Spark - 所有數據在reduceByKey後都會在一個分區中結束

Question

我有這個簡單的火花程序。我想知道爲什麼所有數據都在一個分區中結束。

val l = List((30002,30000), (50006,50000), (80006,80000), 
      (4,0), (60012,60000), (70006,70000), 
      (40006,40000), (30012,30000), (30000,30000), 
      (60018,60000), (30020,30000), (20010,20000), 
      (20014,20000), (90008,90000), (14,0), (90012,90000), 
      (50010,50000), (100008,100000), (80012,80000), 
      (20000,20000), (30010,30000), (20012,20000), 
      (90016,90000), (18,0), (12,0), (70016,70000), 
      (20,0), (80020,80000), (100016,100000), (70014,70000), 
      (60002,60000), (40000,40000), (60006,60000), 
      (80000,80000), (50008,50000), (60008,60000), 
      (10002,10000), (30014,30000), (70002,70000), 
      (40010,40000), (100010,100000), (40002,40000), 
      (20004,20000), 
      (10018,10000), (50018,50000), (70004,70000), 
      (90004,90000), (100004,100000), (20016,20000)) 

val l_rdd = sc.parallelize(l, 2) 

// print each item and index of the partition it belongs to 
l_rdd.mapPartitionsWithIndex((index, iter) => { 
    iter.toList.map(x => (index, x)).iterator 
}).collect.foreach(println) 

// reduce on the second element of the list. 
// alternatively you can use aggregateByKey 
val l_reduced = l_rdd.map(x => { 
        (x._2, List(x._1)) 
        }).reduceByKey((a, b) => {b ::: a}) 

// print the reduced results along with its partition index 
l_reduced.mapPartitionsWithIndex((index, iter) => { 
     iter.toList.map(x => (index, x._1, x._2.size)).iterator 
}).collect.foreach(println) 

當你運行它，你將看到數據（l_rdd）分配到兩個分區。
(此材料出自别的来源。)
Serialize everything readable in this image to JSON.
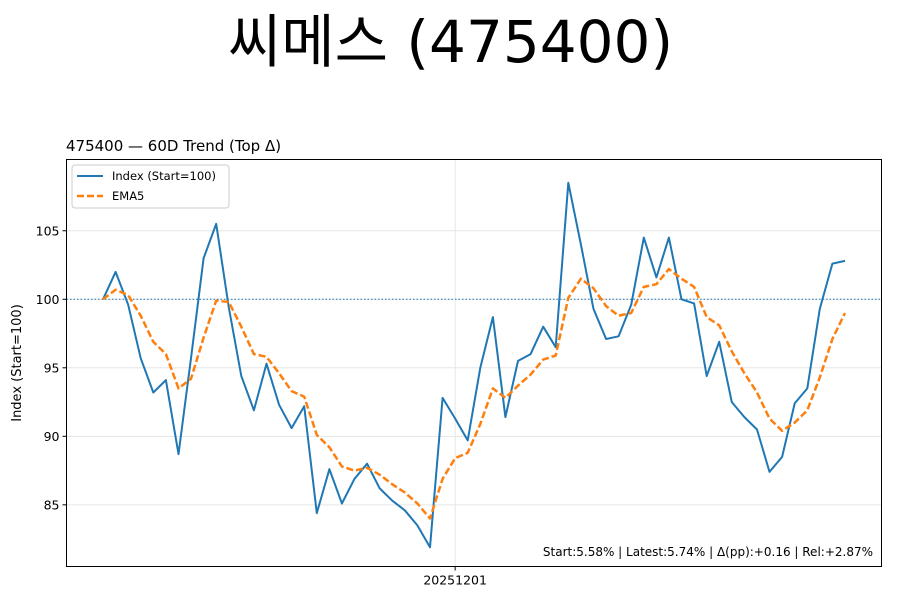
{
  "page_title": "씨메스 (475400)",
  "chart_data": {
    "type": "line",
    "title": "475400 — 60D Trend (Top Δ)",
    "xlabel": "",
    "ylabel": "Index (Start=100)",
    "x_tick_labels": [
      {
        "index": 28,
        "label": "20251201"
      }
    ],
    "ylim": [
      80.5,
      110.2
    ],
    "y_ticks": [
      85,
      90,
      95,
      100,
      105
    ],
    "reference_line": {
      "y": 100,
      "style": "dotted",
      "color": "#1f77b4"
    },
    "grid": true,
    "legend_placement": "top-left",
    "annotation": "Start:5.58% | Latest:5.74% | Δ(pp):+0.16 | Rel:+2.87%",
    "series": [
      {
        "name": "Index (Start=100)",
        "color": "#1f77b4",
        "style": "solid",
        "values": [
          100.0,
          102.0,
          99.6,
          95.7,
          93.2,
          94.1,
          88.7,
          95.7,
          103.0,
          105.5,
          99.4,
          94.4,
          91.9,
          95.3,
          92.3,
          90.6,
          92.2,
          84.4,
          87.6,
          85.1,
          86.9,
          88.0,
          86.2,
          85.3,
          84.6,
          83.5,
          81.9,
          92.8,
          91.3,
          89.7,
          95.0,
          98.7,
          91.4,
          95.5,
          96.0,
          98.0,
          96.5,
          108.5,
          104.0,
          99.3,
          97.1,
          97.3,
          99.6,
          104.5,
          101.6,
          104.5,
          100.0,
          99.7,
          94.4,
          96.9,
          92.5,
          91.4,
          90.5,
          87.4,
          88.5,
          92.4,
          93.5,
          99.3,
          102.6,
          102.8
        ]
      },
      {
        "name": "EMA5",
        "color": "#ff7f0e",
        "style": "dashed",
        "values": [
          100.0,
          100.7,
          100.3,
          98.8,
          96.9,
          96.0,
          93.5,
          94.2,
          97.2,
          99.9,
          99.8,
          98.0,
          96.0,
          95.8,
          94.6,
          93.3,
          92.9,
          90.1,
          89.2,
          87.8,
          87.5,
          87.7,
          87.2,
          86.5,
          85.9,
          85.1,
          84.0,
          86.9,
          88.4,
          88.8,
          90.9,
          93.5,
          92.8,
          93.7,
          94.5,
          95.6,
          95.9,
          100.1,
          101.5,
          100.8,
          99.5,
          98.8,
          99.0,
          100.9,
          101.1,
          102.2,
          101.5,
          100.9,
          98.7,
          98.1,
          96.2,
          94.6,
          93.2,
          91.3,
          90.4,
          91.0,
          91.9,
          94.3,
          97.1,
          99.0
        ]
      }
    ]
  }
}
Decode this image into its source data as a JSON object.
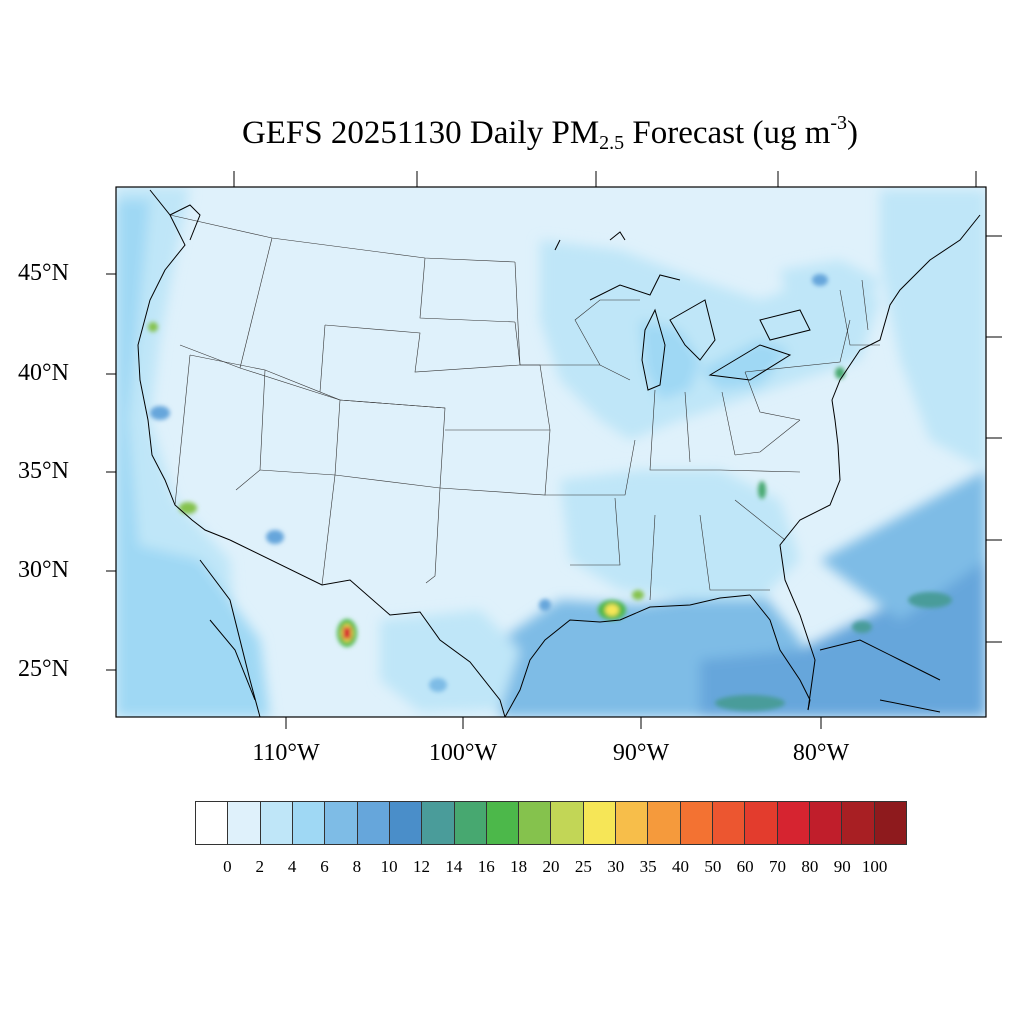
{
  "title": {
    "prefix": "GEFS 20251130 Daily PM",
    "subscript": "2.5",
    "middle": " Forecast (ug m",
    "superscript": "-3",
    "suffix": ")"
  },
  "map": {
    "projection": "lambert-conformal",
    "region": "CONUS",
    "lat_labels": [
      "45°N",
      "40°N",
      "35°N",
      "30°N",
      "25°N"
    ],
    "lon_labels": [
      "110°W",
      "100°W",
      "90°W",
      "80°W"
    ],
    "coastline_color": "#000000",
    "state_border_color": "#333333"
  },
  "colorbar": {
    "labels": [
      "0",
      "2",
      "4",
      "6",
      "8",
      "10",
      "12",
      "14",
      "16",
      "18",
      "20",
      "25",
      "30",
      "35",
      "40",
      "50",
      "60",
      "70",
      "80",
      "90",
      "100"
    ],
    "colors": [
      "#ffffff",
      "#dff1fb",
      "#bfe6f8",
      "#9fd8f4",
      "#7ebce6",
      "#66a6db",
      "#4a8ec9",
      "#4a9c9a",
      "#47a870",
      "#4cb84a",
      "#85c24d",
      "#c2d656",
      "#f6e657",
      "#f7be4a",
      "#f59a3c",
      "#f37232",
      "#ec5630",
      "#e33c2d",
      "#d62430",
      "#c01e2b",
      "#a81f23",
      "#8e1a1d"
    ]
  },
  "chart_data": {
    "type": "heatmap",
    "title": "GEFS 20251130 Daily PM2.5 Forecast (ug m-3)",
    "xlabel": "",
    "ylabel": "",
    "units": "ug m-3",
    "levels": [
      0,
      2,
      4,
      6,
      8,
      10,
      12,
      14,
      16,
      18,
      20,
      25,
      30,
      35,
      40,
      50,
      60,
      70,
      80,
      90,
      100
    ],
    "lat_ticks": [
      45,
      40,
      35,
      30,
      25
    ],
    "lon_ticks": [
      -110,
      -100,
      -90,
      -80
    ],
    "hotspots": [
      {
        "region": "West Texas / Chihuahua border",
        "value": 70
      },
      {
        "region": "Southeast Louisiana",
        "value": 30
      },
      {
        "region": "Mississippi Gulf coast",
        "value": 20
      },
      {
        "region": "Southern California",
        "value": 16
      },
      {
        "region": "Western North Carolina",
        "value": 16
      },
      {
        "region": "Southern Oregon",
        "value": 16
      },
      {
        "region": "Caribbean Sea (Cuba south)",
        "value": 14
      },
      {
        "region": "Atlantic east of Florida",
        "value": 14
      }
    ]
  }
}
一旦我減少了，結果RDD（l_reduced）也有兩個分區，但所有的數據都在一個分區（索引0），另一個是空的。即使數據量很大（幾GB），也會發生這種情況。 l_reduced不應該也分佈到兩個分區中。

我正在使用Spark 1.6.1，並沒有改變ShuffleManager。

Answer 1

val l_reduced = l_rdd.map(x => { 
        (x._2, List(x._1)) 
        }).reduceByKey((a, b) => {b ::: a}) 

參照上面的代碼片段，您正在通過RDD的第二個字段進行分區。在第二場的所有數字以0

結束當你調用HashPartitioner，用於記錄分區號由以下function決定：

def getPartition(key: Any): Int = key match { 
    case null => 0 
    case _ => Utils.nonNegativeMod(key.hashCode, numPartitions) 
    } 

而且Utils.nonNegativeMod被定義爲follows：

def nonNegativeMod(x: Int, mod: Int): Int = { 
    val rawMod = x % mod 
    rawMod + (if (rawMod < 0) mod else 0) 
    } 

讓我們看看會發生什麼，當我們邏輯的上述兩件適用於您的輸入：

scala> l.map(_._2.hashCode % 2) // numPartitions = 2 
res10: List[Int] = List(0, 0, 0, 0, 0, 0, 0, 0, 0, 0, 0, 0, 0, 0, 0, 0, 0, 0, 0, 0, 0, 0, 0, 0, 0, 0, 0, 0, 0, 0, 0, 0, 0, 0, 0, 0, 0, 0, 0, 0, 0, 0, 0, 0, 0, 0, 0, 0, 0) 

因此，所有的記錄分區最終0

您可以通過重新分區解決這個問題：

val l_reduced = l_rdd.map(x => { 
        (x._2, List(x._1)) 
        }).reduceByKey((a, b) => {b ::: a}).repartition(2) 

這給：

(0,100000,4) 
(0,10000,2) 
(0,0,5) 
(0,20000,6) 
(0,60000,5) 
(0,80000,4) 
(1,50000,4) 
(1,30000,6) 
(1,90000,4) 
(1,70000,5) 
(1,40000,4) 

或者，您可以創建一個custom partitioner。

Answer 2

除非另有指定，否則將根據相關密鑰的哈希碼完成分區，假設哈希碼將導致相對均勻的分佈。在這種情況下，您的哈希碼都是均勻的，因此將全部進入分區0.

如果這確實代表了您的數據集，那麼reduceByKey會承受分區器和reduce函數的負載。我會建議爲像這樣的數據集提供一個替代分區算法。